Friday, November 24, 2006

A Groovy Way To Say “No”

Hi Everyone,

I read this article from the blog of a guy called Joseph Plazo. He had an excellent blog, see below for a link, which is well worth a visit.

I thought it was relevant because often in when we talk about persuasion and influence we get drawn into thinking that we are trying to get others to agree to something that we want them to do or think. However it is just as important for us to be able to combat against others who use persuasion and influence techniques against us. One of the most common is the Law of Reciprocation (you scratch my back I'll scratch your for short) it is very powerful and we need to recognise when it is being used and combat against it. The post for Joseph's post is a great example of how elegantly and eloquently say no, particularly when someone is using the law of reciprocation against you. Enjoy.

Jason D.


Refusals are rarely easy to convey. It helps when you are clear in your own mind that you do truly want to say “no”; any ambivalence undermines your authority. A very good motive for saying “no” is simply “I don’t want to.” When you have a precise basis for saying no and desire to name it, do so. Nonetheless, the fact that someone else wants you to do something bestow no obligation on you to secure your decision.

Convey a letter of refusal when giving a negative reply to invitations: personal/business; proposals; requests; propositions; wedding invitations. The following composes a list of best practices for refusal.

1. Appreciate the person for the offer.

2. Affirm your “no,” articulate your regret at having to do so. If fitting, elucidate your position.

3. Finish with a pleasant desire to be of more assistance next time, to accomodate the person again. Shun lengthy, involved justification and apologies; they are far from convincing, even if true.

4. Eschew phrases like “you may think,” “according to you,” “you claim.” Restate the person’s appeal, grievance, or angry letter in an impassive, factual manner.

5. Never attribute your rejection to someone else’s actions (“my spouse doesn’t care for . ,) except in the incidental way that, for illustration, a prior rendezvous prevents you from accomplishing something.

6. Evade outright deceit. It is too easy to be trapped , and you will be a lot more relaxed with yourself and with the other person the next time you meet if you stick to the truth.

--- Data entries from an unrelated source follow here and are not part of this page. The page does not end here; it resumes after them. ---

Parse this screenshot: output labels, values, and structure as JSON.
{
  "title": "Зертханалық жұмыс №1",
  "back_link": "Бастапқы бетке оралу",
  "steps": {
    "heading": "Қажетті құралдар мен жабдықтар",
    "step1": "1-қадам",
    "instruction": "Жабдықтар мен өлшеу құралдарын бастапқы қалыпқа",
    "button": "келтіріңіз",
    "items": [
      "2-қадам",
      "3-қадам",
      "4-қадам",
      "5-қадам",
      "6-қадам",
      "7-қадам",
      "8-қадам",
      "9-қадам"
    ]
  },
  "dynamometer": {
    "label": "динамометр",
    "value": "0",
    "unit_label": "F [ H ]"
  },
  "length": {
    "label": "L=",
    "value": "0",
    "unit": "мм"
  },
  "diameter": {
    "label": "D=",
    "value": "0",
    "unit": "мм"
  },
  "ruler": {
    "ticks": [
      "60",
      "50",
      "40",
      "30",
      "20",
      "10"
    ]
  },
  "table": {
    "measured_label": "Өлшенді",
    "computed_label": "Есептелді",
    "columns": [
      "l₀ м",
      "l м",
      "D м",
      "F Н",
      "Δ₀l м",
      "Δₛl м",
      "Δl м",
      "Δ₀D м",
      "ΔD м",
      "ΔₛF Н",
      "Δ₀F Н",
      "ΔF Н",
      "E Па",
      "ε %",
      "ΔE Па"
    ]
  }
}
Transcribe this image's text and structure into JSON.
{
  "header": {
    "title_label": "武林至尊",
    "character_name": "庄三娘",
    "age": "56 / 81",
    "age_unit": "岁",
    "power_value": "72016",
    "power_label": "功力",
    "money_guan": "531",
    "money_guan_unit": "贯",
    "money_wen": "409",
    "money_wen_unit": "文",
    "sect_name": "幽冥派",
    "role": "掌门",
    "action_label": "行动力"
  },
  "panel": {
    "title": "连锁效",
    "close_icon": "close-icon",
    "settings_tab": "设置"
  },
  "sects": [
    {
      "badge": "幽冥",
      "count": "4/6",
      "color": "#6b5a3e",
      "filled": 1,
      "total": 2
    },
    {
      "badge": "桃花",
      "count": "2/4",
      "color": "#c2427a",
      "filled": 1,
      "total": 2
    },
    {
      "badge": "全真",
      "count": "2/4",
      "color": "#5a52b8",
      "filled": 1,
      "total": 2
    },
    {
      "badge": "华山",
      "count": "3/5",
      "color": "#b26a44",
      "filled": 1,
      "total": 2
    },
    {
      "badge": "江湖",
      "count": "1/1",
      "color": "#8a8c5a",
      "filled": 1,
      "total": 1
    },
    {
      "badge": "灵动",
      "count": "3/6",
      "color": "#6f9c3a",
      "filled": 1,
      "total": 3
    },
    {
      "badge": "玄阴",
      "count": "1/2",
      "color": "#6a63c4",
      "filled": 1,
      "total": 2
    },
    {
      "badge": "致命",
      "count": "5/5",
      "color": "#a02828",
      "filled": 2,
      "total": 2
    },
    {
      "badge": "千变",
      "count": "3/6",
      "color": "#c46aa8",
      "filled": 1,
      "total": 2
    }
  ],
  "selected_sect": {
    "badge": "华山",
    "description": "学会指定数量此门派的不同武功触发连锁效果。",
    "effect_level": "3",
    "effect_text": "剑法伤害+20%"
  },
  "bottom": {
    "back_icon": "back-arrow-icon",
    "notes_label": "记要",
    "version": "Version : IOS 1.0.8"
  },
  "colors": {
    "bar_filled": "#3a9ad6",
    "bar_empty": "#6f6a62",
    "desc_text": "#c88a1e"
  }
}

Bear in mind the following tips when writing a refusal letter:

1. Begin your rejection with a “thank you,” if appropriate: “Thank you for your invitation, request, proposition, offer.”

2. Relish tact. Minimize reflecting on the person you’re writing to or on their request. Condition your refusal in terms of some inability on your part such as will be flying out,” or simply “will be unable to attend”.

3. At all times keep your reply even-tempered and impassive.

4. When possible, minimize the proponent’s disenchantment: Offer to help at a later period; propose someone else who might be able to provide the same aid; apologize for your inability to endorse the request; show some advantage to them from your rejection, then appreciate them for their interest/request/concern.

5. Keep in mind that small things as shuffling the order of your phrases can soften the rejection. You might opt to give the reason for your refusal before actually stating the refusal.